# Difference between Russian Systema and Secours Systema



## Mr. President (Apr 14, 2014)

I've heard that a few years ago, Mikhail Ryabko and Vladimir Vasiliev have announced that the method taught by Instructor Kevin Secours, is not their Systema, and he put a different spin on it, enough to differentiate it from the traditional Systema taught by the original Russian teachers.

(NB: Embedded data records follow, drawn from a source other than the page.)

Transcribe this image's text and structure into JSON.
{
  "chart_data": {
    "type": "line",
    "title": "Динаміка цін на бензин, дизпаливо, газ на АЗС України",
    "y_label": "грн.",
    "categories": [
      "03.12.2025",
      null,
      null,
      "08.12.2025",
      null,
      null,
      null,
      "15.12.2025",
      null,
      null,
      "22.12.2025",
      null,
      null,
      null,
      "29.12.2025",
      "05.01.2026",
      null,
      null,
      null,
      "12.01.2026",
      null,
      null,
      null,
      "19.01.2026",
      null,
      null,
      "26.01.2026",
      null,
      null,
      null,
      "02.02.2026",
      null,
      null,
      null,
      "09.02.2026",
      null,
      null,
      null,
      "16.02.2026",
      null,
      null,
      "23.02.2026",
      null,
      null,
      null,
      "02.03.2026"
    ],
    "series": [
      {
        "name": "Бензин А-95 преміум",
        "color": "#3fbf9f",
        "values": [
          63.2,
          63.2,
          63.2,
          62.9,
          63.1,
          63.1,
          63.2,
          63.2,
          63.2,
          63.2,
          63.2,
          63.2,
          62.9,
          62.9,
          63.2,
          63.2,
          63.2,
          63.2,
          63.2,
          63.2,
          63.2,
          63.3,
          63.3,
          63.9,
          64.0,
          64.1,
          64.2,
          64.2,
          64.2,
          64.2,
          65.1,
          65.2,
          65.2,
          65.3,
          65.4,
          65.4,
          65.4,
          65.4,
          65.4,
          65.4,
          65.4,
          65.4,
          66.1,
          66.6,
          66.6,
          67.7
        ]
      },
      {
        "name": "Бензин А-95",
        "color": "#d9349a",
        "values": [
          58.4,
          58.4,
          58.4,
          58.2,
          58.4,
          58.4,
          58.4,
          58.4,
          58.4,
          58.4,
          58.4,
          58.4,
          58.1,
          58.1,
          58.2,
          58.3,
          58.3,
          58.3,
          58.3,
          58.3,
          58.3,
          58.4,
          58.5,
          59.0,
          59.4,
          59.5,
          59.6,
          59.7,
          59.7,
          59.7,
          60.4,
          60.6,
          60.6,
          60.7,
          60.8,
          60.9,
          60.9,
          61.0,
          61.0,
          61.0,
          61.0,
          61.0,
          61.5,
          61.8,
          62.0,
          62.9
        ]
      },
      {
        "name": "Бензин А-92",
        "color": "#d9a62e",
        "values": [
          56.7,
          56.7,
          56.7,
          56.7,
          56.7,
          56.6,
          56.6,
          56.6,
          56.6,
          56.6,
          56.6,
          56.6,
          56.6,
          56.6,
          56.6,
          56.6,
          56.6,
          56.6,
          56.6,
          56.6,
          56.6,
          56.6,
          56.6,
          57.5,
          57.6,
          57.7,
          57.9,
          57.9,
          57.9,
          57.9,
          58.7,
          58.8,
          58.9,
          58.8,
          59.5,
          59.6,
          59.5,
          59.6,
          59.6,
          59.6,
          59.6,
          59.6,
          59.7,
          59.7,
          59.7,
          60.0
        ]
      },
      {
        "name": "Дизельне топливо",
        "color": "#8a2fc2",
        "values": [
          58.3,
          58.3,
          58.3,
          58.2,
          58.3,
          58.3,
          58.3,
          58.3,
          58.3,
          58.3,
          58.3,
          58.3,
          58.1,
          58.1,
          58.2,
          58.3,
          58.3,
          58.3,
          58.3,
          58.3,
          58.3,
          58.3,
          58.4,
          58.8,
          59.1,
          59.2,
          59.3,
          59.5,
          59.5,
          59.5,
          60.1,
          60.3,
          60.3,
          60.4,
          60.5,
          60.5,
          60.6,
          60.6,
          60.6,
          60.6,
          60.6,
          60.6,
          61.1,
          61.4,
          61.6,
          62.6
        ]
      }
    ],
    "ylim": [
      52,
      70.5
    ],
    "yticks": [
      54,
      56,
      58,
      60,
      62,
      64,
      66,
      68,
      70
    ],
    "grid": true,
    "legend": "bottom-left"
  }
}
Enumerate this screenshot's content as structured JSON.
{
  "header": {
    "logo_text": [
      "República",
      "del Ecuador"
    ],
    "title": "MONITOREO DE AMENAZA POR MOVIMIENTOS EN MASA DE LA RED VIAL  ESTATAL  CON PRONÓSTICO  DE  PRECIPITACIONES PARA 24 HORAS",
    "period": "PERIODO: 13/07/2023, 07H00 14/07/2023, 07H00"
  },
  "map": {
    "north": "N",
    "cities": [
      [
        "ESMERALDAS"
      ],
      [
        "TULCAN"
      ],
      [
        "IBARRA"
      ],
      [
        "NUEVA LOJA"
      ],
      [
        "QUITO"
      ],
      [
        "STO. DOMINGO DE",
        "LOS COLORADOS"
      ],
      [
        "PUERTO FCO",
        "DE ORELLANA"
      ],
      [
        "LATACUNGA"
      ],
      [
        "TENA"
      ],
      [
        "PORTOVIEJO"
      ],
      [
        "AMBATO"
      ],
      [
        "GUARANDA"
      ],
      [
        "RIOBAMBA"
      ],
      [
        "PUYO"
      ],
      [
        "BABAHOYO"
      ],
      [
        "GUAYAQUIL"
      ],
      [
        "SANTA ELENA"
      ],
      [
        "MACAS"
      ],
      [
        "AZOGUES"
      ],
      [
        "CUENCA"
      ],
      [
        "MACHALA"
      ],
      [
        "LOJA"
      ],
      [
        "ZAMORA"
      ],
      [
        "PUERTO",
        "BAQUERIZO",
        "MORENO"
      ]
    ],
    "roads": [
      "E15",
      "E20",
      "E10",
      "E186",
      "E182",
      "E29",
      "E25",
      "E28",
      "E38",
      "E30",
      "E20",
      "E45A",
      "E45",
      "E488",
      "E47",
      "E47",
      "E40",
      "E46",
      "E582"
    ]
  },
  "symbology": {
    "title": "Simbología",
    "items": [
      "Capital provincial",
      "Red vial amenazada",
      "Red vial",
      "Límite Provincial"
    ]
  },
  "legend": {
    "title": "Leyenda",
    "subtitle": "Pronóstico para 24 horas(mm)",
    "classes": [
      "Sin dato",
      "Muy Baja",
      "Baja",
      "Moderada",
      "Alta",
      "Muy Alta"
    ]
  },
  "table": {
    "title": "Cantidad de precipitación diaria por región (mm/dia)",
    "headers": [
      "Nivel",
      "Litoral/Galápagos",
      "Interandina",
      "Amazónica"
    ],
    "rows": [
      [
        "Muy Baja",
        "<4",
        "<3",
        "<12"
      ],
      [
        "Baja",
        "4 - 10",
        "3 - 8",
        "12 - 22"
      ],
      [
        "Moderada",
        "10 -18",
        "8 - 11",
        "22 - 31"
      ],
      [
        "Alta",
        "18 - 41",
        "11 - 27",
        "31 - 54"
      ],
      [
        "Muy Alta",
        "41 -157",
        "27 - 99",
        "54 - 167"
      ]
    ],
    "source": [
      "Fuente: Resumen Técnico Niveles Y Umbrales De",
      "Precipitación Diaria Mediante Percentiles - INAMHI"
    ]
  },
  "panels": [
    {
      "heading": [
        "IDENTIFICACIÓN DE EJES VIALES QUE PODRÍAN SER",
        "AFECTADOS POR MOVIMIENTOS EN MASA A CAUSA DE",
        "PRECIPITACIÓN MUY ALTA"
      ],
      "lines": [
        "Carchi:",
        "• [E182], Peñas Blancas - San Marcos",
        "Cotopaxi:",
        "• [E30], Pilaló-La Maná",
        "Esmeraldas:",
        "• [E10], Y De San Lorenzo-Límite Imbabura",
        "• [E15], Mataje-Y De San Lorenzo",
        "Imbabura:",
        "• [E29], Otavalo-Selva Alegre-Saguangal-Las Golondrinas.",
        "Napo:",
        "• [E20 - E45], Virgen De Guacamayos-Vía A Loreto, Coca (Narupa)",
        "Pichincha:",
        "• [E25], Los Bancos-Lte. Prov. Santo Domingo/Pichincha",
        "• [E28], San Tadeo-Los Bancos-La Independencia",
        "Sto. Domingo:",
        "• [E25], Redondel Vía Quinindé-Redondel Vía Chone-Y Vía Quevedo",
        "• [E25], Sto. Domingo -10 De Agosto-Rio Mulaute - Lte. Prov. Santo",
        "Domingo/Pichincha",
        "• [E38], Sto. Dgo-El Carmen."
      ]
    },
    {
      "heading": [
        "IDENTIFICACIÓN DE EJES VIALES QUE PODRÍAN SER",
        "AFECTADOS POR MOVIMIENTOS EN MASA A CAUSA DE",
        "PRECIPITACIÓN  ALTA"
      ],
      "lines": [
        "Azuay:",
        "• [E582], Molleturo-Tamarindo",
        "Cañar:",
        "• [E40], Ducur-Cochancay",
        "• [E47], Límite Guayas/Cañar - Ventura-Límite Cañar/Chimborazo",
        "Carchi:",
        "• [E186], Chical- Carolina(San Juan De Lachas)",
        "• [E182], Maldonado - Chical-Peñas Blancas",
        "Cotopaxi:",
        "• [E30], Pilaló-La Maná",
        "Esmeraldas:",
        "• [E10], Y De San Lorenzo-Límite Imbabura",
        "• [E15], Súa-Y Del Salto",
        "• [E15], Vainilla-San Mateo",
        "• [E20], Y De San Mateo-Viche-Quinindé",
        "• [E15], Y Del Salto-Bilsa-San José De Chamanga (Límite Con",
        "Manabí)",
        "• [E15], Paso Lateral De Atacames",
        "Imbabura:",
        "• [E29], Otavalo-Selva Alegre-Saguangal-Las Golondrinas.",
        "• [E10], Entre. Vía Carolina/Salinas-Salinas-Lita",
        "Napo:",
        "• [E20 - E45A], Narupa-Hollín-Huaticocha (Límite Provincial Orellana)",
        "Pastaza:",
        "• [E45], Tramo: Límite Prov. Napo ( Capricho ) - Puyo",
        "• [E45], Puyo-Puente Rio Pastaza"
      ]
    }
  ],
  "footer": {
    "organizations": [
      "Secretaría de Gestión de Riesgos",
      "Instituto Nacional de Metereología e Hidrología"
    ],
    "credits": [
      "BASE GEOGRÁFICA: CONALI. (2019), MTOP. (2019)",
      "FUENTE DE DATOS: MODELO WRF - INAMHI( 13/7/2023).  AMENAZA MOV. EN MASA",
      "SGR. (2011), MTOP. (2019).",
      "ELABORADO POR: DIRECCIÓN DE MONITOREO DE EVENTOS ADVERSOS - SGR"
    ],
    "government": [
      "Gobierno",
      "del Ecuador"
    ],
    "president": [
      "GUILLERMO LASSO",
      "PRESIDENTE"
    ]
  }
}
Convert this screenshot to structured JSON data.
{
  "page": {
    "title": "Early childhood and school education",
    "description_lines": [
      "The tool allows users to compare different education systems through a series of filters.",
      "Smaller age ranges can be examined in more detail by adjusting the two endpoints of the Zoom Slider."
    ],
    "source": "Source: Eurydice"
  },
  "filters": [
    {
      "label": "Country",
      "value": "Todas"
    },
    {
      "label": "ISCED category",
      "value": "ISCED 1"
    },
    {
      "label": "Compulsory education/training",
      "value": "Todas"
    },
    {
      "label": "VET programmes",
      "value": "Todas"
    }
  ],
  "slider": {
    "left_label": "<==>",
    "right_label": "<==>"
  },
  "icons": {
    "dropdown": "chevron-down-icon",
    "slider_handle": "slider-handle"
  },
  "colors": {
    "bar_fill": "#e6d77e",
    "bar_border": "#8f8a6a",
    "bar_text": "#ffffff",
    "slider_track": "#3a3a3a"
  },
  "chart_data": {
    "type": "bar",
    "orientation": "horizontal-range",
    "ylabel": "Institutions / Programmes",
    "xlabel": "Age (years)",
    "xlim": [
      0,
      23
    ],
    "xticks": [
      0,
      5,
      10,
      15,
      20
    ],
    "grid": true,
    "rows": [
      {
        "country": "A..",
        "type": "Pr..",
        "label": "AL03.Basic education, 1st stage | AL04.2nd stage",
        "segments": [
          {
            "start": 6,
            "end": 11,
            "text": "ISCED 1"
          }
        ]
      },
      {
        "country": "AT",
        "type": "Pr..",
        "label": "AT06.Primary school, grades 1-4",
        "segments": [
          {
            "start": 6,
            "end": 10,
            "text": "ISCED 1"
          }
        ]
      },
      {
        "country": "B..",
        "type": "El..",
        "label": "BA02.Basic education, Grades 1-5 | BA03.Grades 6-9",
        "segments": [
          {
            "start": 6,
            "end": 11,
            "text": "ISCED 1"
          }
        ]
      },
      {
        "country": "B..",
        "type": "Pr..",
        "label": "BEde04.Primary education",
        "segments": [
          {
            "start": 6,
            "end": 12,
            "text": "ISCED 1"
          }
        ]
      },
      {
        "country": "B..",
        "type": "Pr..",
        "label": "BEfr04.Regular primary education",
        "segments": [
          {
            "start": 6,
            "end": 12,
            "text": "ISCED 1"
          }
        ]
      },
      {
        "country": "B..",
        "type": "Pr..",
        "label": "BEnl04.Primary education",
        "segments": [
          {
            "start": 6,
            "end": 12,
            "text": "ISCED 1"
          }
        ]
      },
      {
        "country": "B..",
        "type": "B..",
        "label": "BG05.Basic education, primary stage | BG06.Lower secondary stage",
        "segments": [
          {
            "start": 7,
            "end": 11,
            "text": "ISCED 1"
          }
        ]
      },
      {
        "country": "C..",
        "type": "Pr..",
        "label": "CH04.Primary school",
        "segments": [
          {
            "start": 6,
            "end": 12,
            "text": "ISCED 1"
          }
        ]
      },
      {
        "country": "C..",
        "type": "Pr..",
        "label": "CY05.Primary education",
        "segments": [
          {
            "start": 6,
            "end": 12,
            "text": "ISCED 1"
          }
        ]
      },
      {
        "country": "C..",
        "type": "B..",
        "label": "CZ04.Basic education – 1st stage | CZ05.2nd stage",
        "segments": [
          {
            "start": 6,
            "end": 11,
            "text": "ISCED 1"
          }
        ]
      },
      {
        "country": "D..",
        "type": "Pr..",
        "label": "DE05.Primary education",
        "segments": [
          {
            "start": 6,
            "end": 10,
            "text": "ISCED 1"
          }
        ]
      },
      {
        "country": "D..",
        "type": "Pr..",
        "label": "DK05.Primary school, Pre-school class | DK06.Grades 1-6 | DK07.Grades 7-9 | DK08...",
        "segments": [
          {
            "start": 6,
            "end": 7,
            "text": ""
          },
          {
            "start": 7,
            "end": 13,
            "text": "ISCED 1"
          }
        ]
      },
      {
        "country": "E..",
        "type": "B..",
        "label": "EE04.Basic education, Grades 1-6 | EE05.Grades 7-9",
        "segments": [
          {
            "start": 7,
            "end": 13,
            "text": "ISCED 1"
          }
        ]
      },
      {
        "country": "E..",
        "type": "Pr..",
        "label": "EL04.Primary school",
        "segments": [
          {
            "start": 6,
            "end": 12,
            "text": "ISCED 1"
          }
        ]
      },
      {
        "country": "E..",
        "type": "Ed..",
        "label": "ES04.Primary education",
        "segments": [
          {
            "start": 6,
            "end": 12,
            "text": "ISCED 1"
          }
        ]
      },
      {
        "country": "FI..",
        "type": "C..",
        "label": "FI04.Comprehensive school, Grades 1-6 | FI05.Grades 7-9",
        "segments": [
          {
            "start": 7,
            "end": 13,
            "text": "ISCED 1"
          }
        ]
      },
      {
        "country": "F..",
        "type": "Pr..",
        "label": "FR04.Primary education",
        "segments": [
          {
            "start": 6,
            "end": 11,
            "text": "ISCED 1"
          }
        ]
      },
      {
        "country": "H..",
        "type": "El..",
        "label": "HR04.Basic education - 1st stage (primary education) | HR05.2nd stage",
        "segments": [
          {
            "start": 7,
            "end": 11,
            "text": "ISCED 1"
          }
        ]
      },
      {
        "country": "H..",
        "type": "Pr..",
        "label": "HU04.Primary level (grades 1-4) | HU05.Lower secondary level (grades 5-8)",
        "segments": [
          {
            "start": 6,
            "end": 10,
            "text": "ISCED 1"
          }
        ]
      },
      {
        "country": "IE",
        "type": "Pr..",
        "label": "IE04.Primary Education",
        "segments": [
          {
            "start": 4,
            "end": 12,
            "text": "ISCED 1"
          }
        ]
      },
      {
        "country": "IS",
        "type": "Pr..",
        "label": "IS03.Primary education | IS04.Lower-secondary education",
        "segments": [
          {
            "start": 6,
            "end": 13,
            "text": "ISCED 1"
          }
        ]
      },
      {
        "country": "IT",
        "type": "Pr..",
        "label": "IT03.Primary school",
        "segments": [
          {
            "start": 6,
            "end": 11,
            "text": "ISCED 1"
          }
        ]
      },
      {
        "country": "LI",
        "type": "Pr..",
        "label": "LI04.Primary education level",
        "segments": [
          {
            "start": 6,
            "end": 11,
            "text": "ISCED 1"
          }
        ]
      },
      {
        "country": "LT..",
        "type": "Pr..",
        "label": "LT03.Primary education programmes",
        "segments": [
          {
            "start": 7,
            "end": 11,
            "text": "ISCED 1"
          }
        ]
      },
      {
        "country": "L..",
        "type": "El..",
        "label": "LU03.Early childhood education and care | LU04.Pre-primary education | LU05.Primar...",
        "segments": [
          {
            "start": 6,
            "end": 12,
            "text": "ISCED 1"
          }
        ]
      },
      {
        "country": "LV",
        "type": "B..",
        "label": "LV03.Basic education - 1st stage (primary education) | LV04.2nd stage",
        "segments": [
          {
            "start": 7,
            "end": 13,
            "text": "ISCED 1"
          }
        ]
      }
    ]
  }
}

Is anyone familiar with the details? How is his approach different? What is it about the curriculum taught by Secours, that makes it a different sort of Systema?


----------



## K-man (Apr 14, 2014)

Hopefully I'll get some first hand information next week. I have two days of training with Kevin coming up and I'm really looking forward to meeting him.


----------



## Brian King (Apr 14, 2014)

Hey K-man,
Enjoy your training with Kevin. He is a good instructor, very skilled with good clear articulations. You will, I think enjoy your time training with him.

Hey Mr. President,
I have not trained with Kevin in years and do not really have the time to follow what his system has evolved into, so my information is too dated for me to go into much detail. From what I remember when he left the Vasiliev / Ryabko communities Kevin had came up with his own method of teaching and came up with a curriculum and teaching methodology that he felt was better for his students and that he could transmit easily to others to instruct his system. 

Hope that this helps.
Regards
Brian King


----------



## BrendonR (Apr 15, 2014)

Secours is more effective, however Vlad and Mik are much greater masters, so if you want a system, don't goto the real systema, systema is not about systems, or arts, its about skill. Masters goto these masters.


----------